When I stayed overnight on a weekend, I enjoyed Ba’s wonderful cooking. My mother herself was a terrific cook, but she hated breakfast. (Luckily for me, I did as well, my breakfasts all the way up into high school was a glass of Carnation Instant Breakfast; remember those? Ba would make a breakfast to feed any army; delicious scrambled eggs with cheese, lots of crispy bacon, and buttered toast.
Lunch time was a full meal; meat and potatoes, salad, her wonderful homemade bread, and dessert could be anything from one of her fabulous cakes, or pies, or cookies or an ice cream sundae.
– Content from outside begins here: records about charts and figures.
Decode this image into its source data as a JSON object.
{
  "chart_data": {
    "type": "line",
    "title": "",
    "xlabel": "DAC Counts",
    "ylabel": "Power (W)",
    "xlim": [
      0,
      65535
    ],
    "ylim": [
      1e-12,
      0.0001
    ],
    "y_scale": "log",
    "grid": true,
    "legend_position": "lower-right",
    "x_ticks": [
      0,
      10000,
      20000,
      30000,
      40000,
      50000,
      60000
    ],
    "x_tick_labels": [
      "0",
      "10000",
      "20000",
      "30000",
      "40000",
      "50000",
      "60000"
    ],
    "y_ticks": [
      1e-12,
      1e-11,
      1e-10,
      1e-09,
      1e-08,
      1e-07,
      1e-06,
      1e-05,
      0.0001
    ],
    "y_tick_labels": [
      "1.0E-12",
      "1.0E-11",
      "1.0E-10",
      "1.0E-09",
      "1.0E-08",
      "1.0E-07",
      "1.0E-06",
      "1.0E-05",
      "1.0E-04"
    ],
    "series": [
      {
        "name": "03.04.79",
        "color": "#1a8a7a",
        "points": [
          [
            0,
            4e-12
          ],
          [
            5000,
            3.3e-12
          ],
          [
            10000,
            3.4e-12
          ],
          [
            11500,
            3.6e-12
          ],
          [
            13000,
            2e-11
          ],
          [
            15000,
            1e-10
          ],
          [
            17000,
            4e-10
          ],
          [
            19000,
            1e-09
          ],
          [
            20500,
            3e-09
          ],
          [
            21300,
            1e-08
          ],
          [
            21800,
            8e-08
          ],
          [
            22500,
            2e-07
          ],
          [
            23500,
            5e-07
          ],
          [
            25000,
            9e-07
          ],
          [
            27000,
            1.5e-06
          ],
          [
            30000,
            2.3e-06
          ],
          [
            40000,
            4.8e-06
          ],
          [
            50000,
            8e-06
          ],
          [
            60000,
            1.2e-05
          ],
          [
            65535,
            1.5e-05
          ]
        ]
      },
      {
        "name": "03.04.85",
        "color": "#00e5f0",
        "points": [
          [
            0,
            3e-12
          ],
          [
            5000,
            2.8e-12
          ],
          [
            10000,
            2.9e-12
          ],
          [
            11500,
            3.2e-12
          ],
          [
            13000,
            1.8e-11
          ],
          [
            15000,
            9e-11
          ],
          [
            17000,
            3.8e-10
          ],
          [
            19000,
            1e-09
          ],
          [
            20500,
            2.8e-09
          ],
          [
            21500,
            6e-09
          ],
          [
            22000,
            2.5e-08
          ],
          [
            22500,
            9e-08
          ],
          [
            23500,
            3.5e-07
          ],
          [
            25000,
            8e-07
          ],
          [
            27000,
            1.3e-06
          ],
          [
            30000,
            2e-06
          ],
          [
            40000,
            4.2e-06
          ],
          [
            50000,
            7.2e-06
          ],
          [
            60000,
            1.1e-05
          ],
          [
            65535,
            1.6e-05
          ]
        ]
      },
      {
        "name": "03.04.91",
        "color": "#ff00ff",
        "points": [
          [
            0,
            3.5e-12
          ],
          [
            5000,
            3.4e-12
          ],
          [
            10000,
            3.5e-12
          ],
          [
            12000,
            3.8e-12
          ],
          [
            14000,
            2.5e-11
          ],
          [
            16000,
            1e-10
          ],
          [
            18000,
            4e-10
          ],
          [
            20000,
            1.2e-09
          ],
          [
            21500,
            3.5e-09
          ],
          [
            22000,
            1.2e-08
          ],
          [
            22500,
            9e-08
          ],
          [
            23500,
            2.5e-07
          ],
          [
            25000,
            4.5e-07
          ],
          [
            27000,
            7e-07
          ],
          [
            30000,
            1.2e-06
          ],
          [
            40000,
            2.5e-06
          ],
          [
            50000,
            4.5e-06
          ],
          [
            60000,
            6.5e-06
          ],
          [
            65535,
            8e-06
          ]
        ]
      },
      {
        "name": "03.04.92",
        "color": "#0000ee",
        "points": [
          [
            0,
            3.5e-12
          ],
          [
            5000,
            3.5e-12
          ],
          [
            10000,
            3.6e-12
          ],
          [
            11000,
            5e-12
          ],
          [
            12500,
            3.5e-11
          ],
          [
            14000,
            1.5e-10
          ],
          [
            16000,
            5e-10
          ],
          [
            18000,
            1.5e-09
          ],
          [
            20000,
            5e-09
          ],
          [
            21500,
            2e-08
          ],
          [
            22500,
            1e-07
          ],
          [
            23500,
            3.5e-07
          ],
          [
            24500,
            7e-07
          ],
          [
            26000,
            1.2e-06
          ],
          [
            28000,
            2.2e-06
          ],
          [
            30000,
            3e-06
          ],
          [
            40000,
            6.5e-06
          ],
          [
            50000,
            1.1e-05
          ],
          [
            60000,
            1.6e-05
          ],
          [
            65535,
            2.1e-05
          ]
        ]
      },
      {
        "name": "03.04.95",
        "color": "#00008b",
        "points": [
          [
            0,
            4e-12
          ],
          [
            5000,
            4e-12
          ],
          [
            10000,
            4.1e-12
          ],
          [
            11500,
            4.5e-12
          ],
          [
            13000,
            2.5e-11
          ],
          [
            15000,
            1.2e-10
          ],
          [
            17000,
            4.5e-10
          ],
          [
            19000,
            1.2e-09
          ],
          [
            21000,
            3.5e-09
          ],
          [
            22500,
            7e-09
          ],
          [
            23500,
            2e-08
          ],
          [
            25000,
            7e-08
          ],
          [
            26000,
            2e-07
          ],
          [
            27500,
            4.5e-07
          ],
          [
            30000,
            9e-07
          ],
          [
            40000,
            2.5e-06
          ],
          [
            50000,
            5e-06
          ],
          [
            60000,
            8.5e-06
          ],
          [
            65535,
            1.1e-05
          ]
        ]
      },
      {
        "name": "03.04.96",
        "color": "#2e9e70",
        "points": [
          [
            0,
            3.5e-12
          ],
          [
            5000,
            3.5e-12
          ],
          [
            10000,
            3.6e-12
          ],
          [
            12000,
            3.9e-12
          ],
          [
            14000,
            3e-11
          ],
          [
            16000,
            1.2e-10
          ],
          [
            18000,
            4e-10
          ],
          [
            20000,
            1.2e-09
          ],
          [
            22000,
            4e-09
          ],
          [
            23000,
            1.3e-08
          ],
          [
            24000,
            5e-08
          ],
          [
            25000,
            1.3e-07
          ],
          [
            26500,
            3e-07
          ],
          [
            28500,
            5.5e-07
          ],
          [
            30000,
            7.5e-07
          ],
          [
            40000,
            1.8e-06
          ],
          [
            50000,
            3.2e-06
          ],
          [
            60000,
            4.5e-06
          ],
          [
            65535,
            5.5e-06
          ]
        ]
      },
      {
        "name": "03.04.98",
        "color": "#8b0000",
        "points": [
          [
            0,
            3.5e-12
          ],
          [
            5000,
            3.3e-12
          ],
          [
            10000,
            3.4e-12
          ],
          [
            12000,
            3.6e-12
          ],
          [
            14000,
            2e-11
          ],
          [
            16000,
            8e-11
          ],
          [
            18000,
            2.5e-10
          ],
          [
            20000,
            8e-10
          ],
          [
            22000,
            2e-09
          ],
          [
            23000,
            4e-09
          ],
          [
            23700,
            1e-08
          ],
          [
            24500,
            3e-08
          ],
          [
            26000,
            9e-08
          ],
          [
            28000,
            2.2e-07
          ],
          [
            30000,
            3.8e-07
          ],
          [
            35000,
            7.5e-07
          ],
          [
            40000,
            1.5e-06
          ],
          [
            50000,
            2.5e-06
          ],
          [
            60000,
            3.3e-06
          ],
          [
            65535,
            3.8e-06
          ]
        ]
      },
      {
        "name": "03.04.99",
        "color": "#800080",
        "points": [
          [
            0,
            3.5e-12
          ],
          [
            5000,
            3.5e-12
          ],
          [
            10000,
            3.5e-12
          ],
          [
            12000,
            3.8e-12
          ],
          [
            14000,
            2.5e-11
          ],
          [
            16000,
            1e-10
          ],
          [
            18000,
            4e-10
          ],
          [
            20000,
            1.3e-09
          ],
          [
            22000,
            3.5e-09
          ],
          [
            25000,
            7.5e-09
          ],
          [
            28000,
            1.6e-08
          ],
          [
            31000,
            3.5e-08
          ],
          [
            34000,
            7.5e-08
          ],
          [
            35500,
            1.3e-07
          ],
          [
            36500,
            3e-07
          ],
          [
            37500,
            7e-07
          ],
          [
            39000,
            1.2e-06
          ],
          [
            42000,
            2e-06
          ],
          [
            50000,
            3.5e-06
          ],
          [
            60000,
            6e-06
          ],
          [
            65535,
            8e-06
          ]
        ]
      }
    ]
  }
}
Dinner time was TV time, and Ba would get the tray tables so we could watch and eat at the same time. Dinner was usually soup and sandwiches; always delicious.
At my house, dinner was the “big meal” of the day, so eating at my grandparents house was a different experience. Actually, it was the first time I realized that not everyone ate as I did or lived as I did. It was sort of a classroom experience to understand how different people live and eat and so on.
Now that the Crankee Yankee (70) and I (nearly 69), we often find that we do about the same things my grandparents did. Turns out that we sleep better on a soup and/or sandwich dinner. I remember how much I ate as a child and later in college. I could down an entire pizza at midnight and sleep like a baby all night. Just thinking of that gives me the collywobbles (as the Brits would say)!
Funny how it is that we too usually have soup ourselves for supper, or a bowl of cereal. Yup, old people food!